▲現役時代を振り返りながら、テン乗りの戦い方を語る (C)netkeiba.com
ここ数年でジョッキーの起用法に変化が現れ、テン乗りや乗り替わりが当たり前の時代となりました。それと同時に、1頭の馬に一人のジョッキーが乗り続けることが貴重となり、そのコントラストは年々強くなっています。
その是非はともかく、やはりジョッキーたちのレースに対する向き合い方も変わってきているはずです。そこで今回は、テン乗りと連続騎乗のメリットとデメリットをどう捉え、どう戦っているのか、様々な立場・年代の現役ジョッキー4人を含む5人のホースマンに直撃取材を敢行。それぞれの感性とスタンスを通して、今を戦うジョッキーたちのリアルに迫ります。
最終回は、引き続きの登場となる佐藤哲三氏の後編。現役時代を振り返り、佐藤氏ならではのテン乗りの戦い方を明かしながら、「テン乗りは最大のチャンス」と断言。また、客観的視点から現在のジョッキーが置かれた立場を憂いつつ、そのなかでも「挑戦し続けること」の意味と大切さを語ってくれました。
(取材・文=不破由妃子)
“馬の癖を利用する”という考え方
──現役時代の哲三さんはまさに“職人”という感じで、レースについても馬作りについても、独自のスタンスを確立されていたように思います。今回のテーマのひとつであるテン乗りについては、どういったこだわりを持っていらっしゃいましたか?
哲三 みんな以前に乗ったジョッキーに癖を聞いたりするじゃないですか。でも、僕はあえて聞きませんでしたね。
──情報を収集しない派だったんですね。あえてというのが哲三さんらしいです。
哲三 僕は、癖こそがその馬の一番の武器になると思っていたので、その癖を大事にしたかった。要は修正ひとつですからね。

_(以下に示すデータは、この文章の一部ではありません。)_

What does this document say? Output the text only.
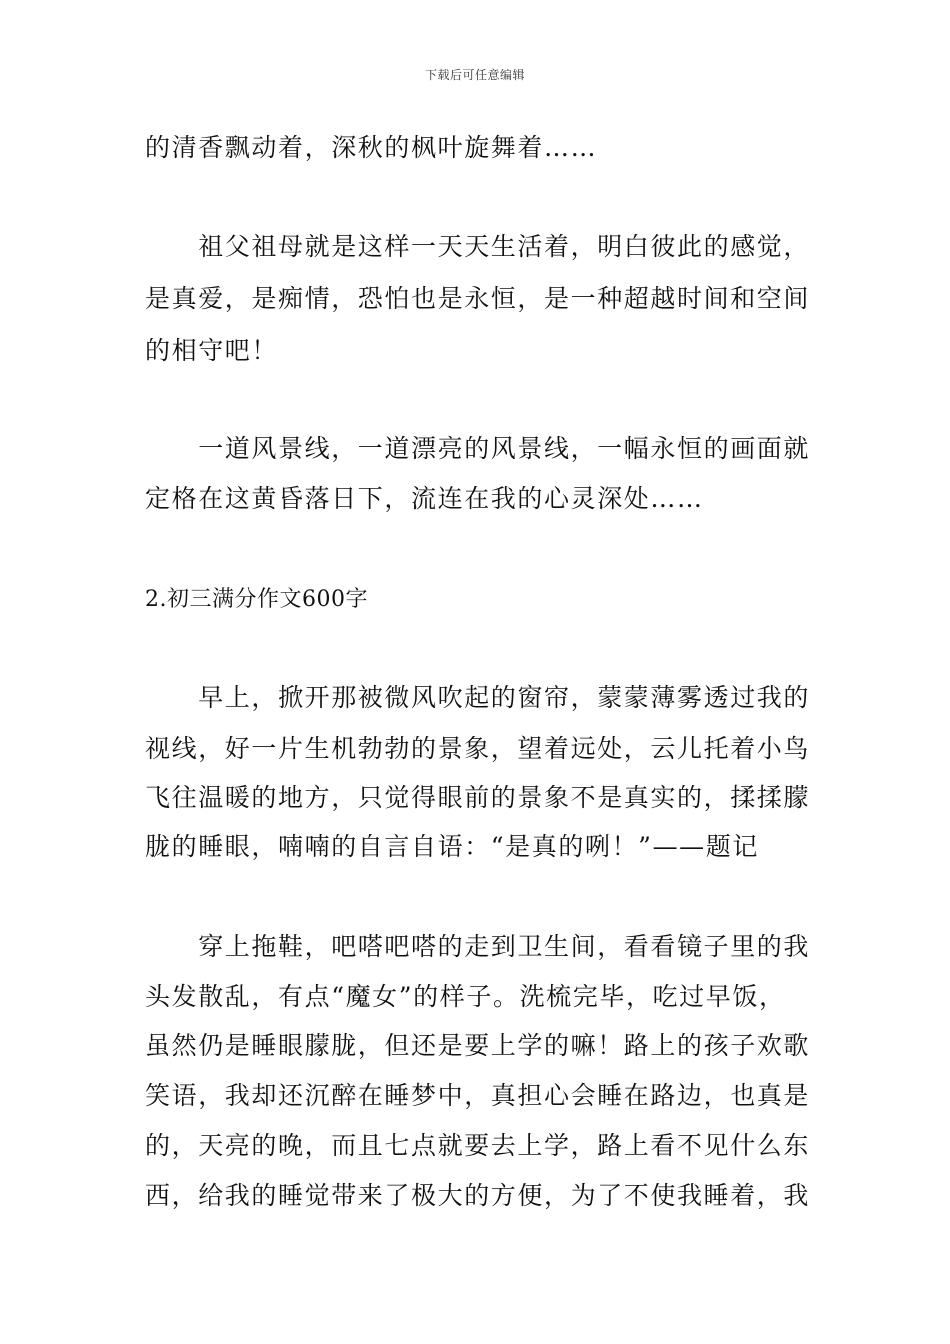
下载后可任意编辑
的清香飘动着，深秋的枫叶旋舞着……
　　祖父祖母就是这样一天天生活着，明白彼此的感觉，
是真爱，是痴情，恐怕也是永恒，是一种超越时间和空间
的相守吧！
　　一道风景线，一道漂亮的风景线，一幅永恒的画面就
定格在这黄昏落日下，流连在我的心灵深处……
2.初三满分作文600字
　　早上，掀开那被微风吹起的窗帘，蒙蒙薄雾透过我的
视线，好一片生机勃勃的景象，望着远处，云儿托着小鸟
飞往温暖的地方，只觉得眼前的景象不是真实的，揉揉朦
胧的睡眼，喃喃的自言自语：“是真的咧！”——题记
　　穿上拖鞋，吧嗒吧嗒的走到卫生间，看看镜子里的我
头发散乱，有点“魔女”的样子。洗梳完毕，吃过早饭，
虽然仍是睡眼朦胧，但还是要上学的嘛！路上的孩子欢歌
笑语，我却还沉醉在睡梦中，真担心会睡在路边，也真是
的，天亮的晚，而且七点就要去上学，路上看不见什么东
西，给我的睡觉带来了极大的方便，为了不使我睡着，我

──他の人がマイナスととらえている癖でも自分がどう感じるかはわからない、ということですね。
哲三 そうですね。事前にマイナス材料ばかり情報として入れてしまうと、どうしてもまずはそこを削ろうとしてしまうじゃないですか。でも、僕の感性がどう捉えるかはわからないので、そこは知らないほうがいい。
みんながマイナス材料だと思っている癖をプラスにしようとまでは思わなかったけど、少しでもマイナス幅を小さくして、その馬の実力、スキルを上げていくのが僕の仕事だと思っていました。佐々木晶三厩舎や安達厩舎は別として、そもそも評判馬を最初から頼まれるケースはあまりありませんでしたからね。

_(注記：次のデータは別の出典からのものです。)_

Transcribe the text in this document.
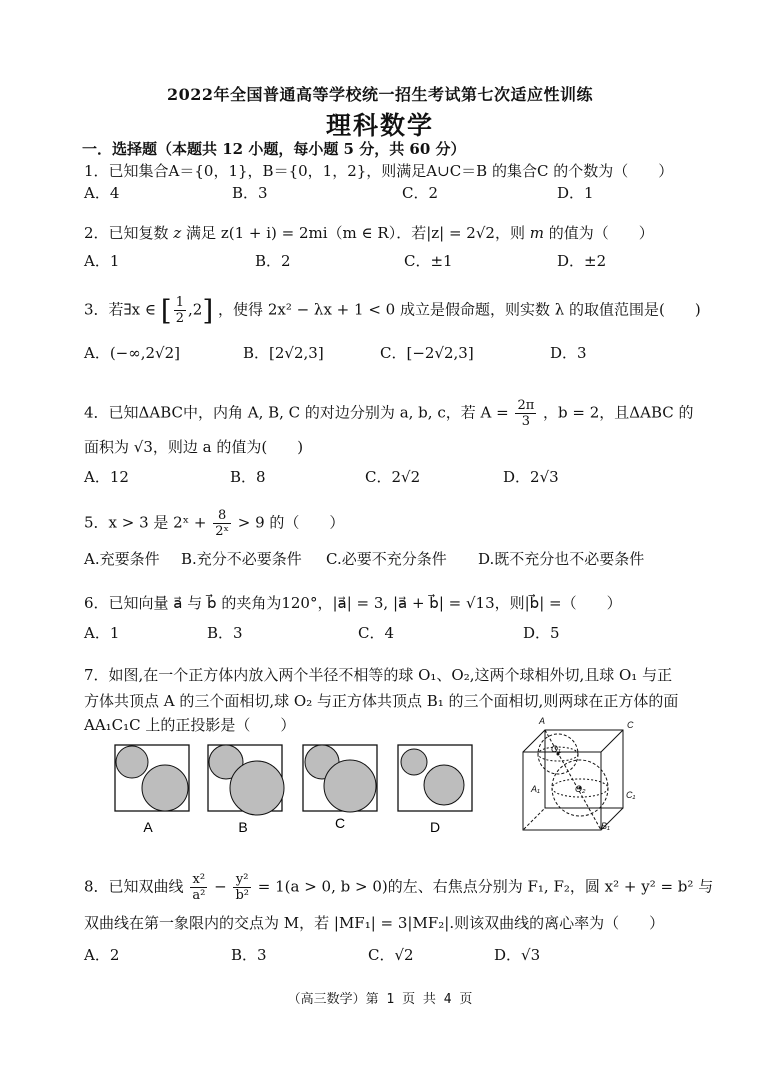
2022年全国普通高等学校统一招生考试第七次适应性训练
理科数学
一．选择题（本题共 12 小题，每小题 5 分，共 60 分）
1．已知集合A＝{0，1}，B＝{0，1，2}，则满足A∪C＝B 的集合C 的个数为（　　）
A．4	B．3	C．2	D．1
2．已知复数 z 满足 z(1 + i) = 2mi（m ∈ R）．若|z| = 2√2，则 m 的值为（　　）
A．1	B．2	C．±1	D．±2
3．若∃x ∈ [ $\frac{1}{2} ,2$] ，使得 2x² − λx + 1 < 0 成立是假命题，则实数 λ 的取值范围是(　　)
A．(−∞,2√2]	B．[2√2,3]	C．[−2√2,3]	D．3
4．已知ΔABC中，内角 A, B, C 的对边分别为 a, b, c，若 $A = \frac{2\pi}{3}$ ，b = 2，且ΔABC 的
面积为 √3，则边 a 的值为(　　)
A．12	B．8	C．2√2	D．2√3
5．x > 3 是 2ˣ + $\frac{8}{\text{2ˣ}} > 9$ 的（　　）
A.充要条件 B.充分不必要条件 C.必要不充分条件 D.既不充分也不必要条件
6．已知向量 a⃗ 与 b⃗ 的夹角为120°，|a⃗| = 3, |a⃗ + b⃗| = √13，则|b⃗| =（　　）
A．1	B．3	C．4	D．5
7．如图,在一个正方体内放入两个半径不相等的球 O₁、O₂,这两个球相外切,且球 O₁ 与正
方体共顶点 A 的三个面相切,球 O₂ 与正方体共顶点 B₁ 的三个面相切,则两球在正方体的面
AA₁C₁C 上的正投影是（　　）
A	B	C	D
A	C
O₁
O₂
A₁
C₁
B₁
8．已知双曲线 $\frac{\text{x²}}{\text{a²}} - \frac{\text{y²}}{\text{b²}} = 1(a > 0$, b > 0)的左、右焦点分别为 F₁, F₂，圆 x² + y² = b² 与
双曲线在第一象限内的交点为 M，若 |MF₁| = 3|MF₂|.则该双曲线的离心率为（　　）
A．2	B．3	C．√2	D．√3
（高三数学）第 1 页 共 4 页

逆に多かったのが、「前は力があったのに、なんか最近おかしいんだよね。何とかできない?」っていう依頼(笑)。そういう馬は大抵癖やマイナス材料があるわけで、それを利用するという僕の考え方は、テン乗りでこそ生きたのかもしれませんね。実際、テン乗りのほうが面白かったような気がします。